Micromegas es una de las mejores síntesis del pensamiento de Voltaire. Comparte el pesimismo de Cándido (1759), así como el escepticismo de la atmósfera intelectual de la Francia del siglo xviii. Es una crítica a la guerra y a las costumbres de los intelectuales y aristócratas; es la negación de la verdad como precepto –ya sea religioso o filosófico– y una demostración de las limitaciones del género humano. Además de que sus viajes espaciales y diálogos con seres provenientes de otros astros anticipan a varias historias de ciencia ficción de mediados del siglo XX.
Pero es en tiempos de crisis, como la actual, cuando el liderazgo es débil, la irracionalidad impera y el caos es inminente, que este relato poco conocido de Voltaire adquiere actualidad: somos pequeños, física e intelectualmente, y por más intentos fútiles que hagamos de trascender, seguiremos siendo limitados.
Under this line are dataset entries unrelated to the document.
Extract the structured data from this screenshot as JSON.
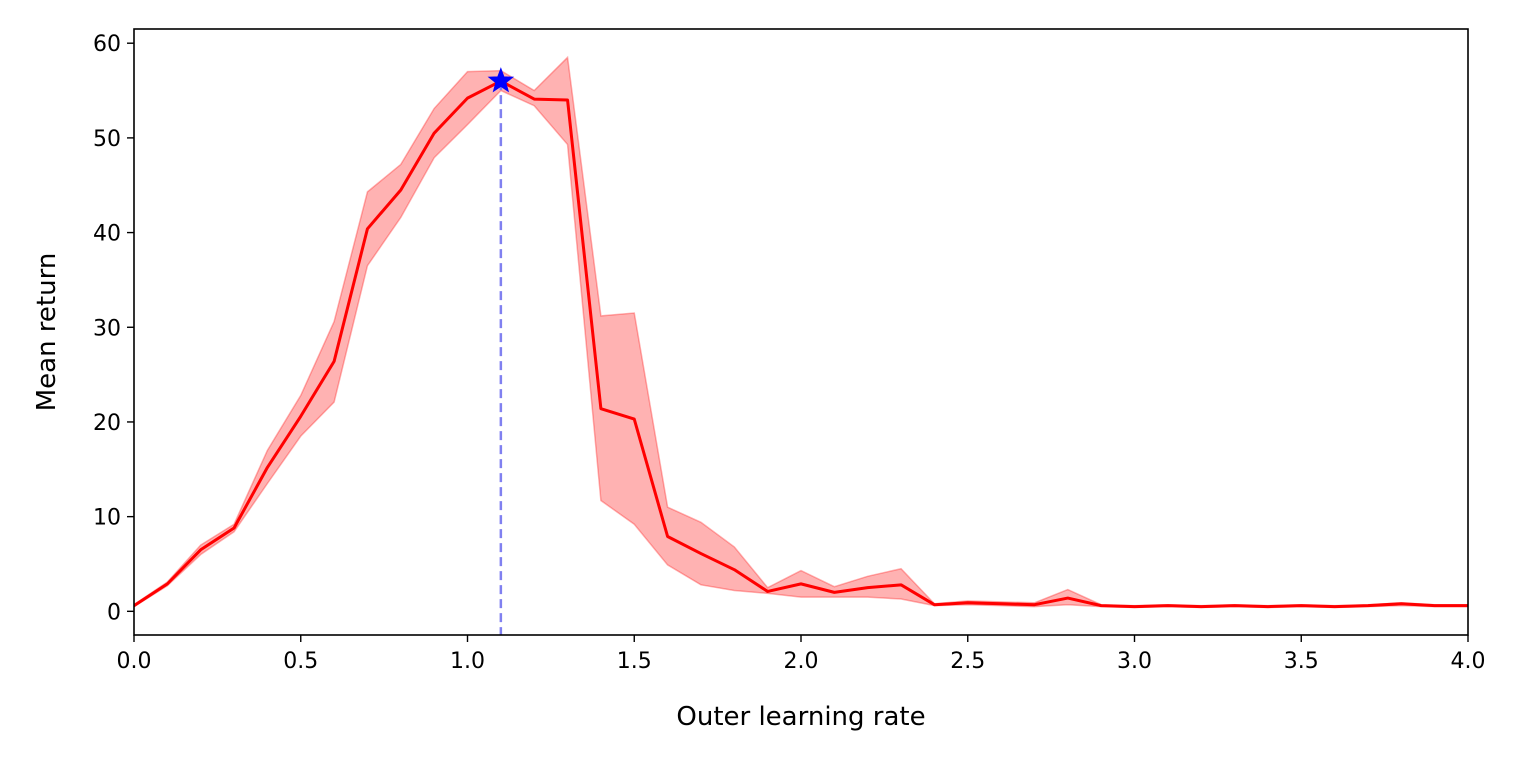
{
  "chart_data": {
    "type": "line",
    "title": "",
    "xlabel": "Outer learning rate",
    "ylabel": "Mean return",
    "xlim": [
      0.0,
      4.0
    ],
    "ylim": [
      -2.5,
      61.5
    ],
    "grid": false,
    "xticks": [
      0.0,
      0.5,
      1.0,
      1.5,
      2.0,
      2.5,
      3.0,
      3.5,
      4.0
    ],
    "xtick_labels": [
      "0.0",
      "0.5",
      "1.0",
      "1.5",
      "2.0",
      "2.5",
      "3.0",
      "3.5",
      "4.0"
    ],
    "yticks": [
      0,
      10,
      20,
      30,
      40,
      50,
      60
    ],
    "ytick_labels": [
      "0",
      "10",
      "20",
      "30",
      "40",
      "50",
      "60"
    ],
    "series": [
      {
        "name": "mean return",
        "color": "#ff0000",
        "x": [
          0.0,
          0.1,
          0.2,
          0.3,
          0.4,
          0.5,
          0.6,
          0.7,
          0.8,
          0.9,
          1.0,
          1.1,
          1.2,
          1.3,
          1.4,
          1.5,
          1.6,
          1.7,
          1.8,
          1.9,
          2.0,
          2.1,
          2.2,
          2.3,
          2.4,
          2.5,
          2.6,
          2.7,
          2.8,
          2.9,
          3.0,
          3.1,
          3.2,
          3.3,
          3.4,
          3.5,
          3.6,
          3.7,
          3.8,
          3.9,
          4.0
        ],
        "y": [
          0.6,
          2.9,
          6.5,
          8.8,
          15.2,
          20.6,
          26.4,
          40.4,
          44.5,
          50.5,
          54.2,
          56.0,
          54.1,
          54.0,
          21.4,
          20.3,
          7.9,
          6.1,
          4.4,
          2.1,
          2.9,
          2.0,
          2.5,
          2.8,
          0.7,
          0.9,
          0.8,
          0.7,
          1.4,
          0.6,
          0.5,
          0.6,
          0.5,
          0.6,
          0.5,
          0.6,
          0.5,
          0.6,
          0.8,
          0.6,
          0.6
        ],
        "band_upper": [
          0.7,
          3.1,
          7.0,
          9.2,
          17.0,
          22.8,
          30.6,
          44.3,
          47.2,
          53.1,
          57.0,
          57.1,
          55.0,
          58.5,
          31.2,
          31.5,
          11.0,
          9.4,
          6.8,
          2.5,
          4.3,
          2.6,
          3.7,
          4.5,
          0.8,
          1.1,
          1.0,
          0.9,
          2.3,
          0.7,
          0.6,
          0.7,
          0.6,
          0.7,
          0.6,
          0.7,
          0.6,
          0.7,
          0.9,
          0.7,
          0.7
        ],
        "band_lower": [
          0.5,
          2.7,
          6.0,
          8.4,
          13.5,
          18.5,
          22.1,
          36.5,
          41.6,
          47.9,
          51.4,
          55.0,
          53.4,
          49.3,
          11.7,
          9.2,
          4.9,
          2.8,
          2.2,
          1.9,
          1.5,
          1.5,
          1.5,
          1.3,
          0.6,
          0.7,
          0.6,
          0.5,
          0.7,
          0.5,
          0.4,
          0.5,
          0.4,
          0.5,
          0.4,
          0.5,
          0.4,
          0.5,
          0.6,
          0.5,
          0.5
        ],
        "band_color": "#ff0000"
      }
    ],
    "best": {
      "x": 1.1,
      "y": 56.0,
      "marker": "star",
      "color": "#0000ff",
      "vline_style": "dashed",
      "vline_color": "#8080f0"
    }
  }
}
Sin embargo, tan pesimista como pueda sonar, Micromegas también ofrece inspiración. No hay una razón detrás de la existencia, y por lo tanto podemos vivir según nuestra libertad. No tenemos destino, lo que significa que la pandemia no es un castigo divino, sino un obstáculo superable, incluso desde nuestra condición humana. La falta de una razón detrás de todo es aterradora: también es la condición esencial detrás de nuestra autodeterminación. El libro del gigante está en blanco, pero nada nos impide llenarlo.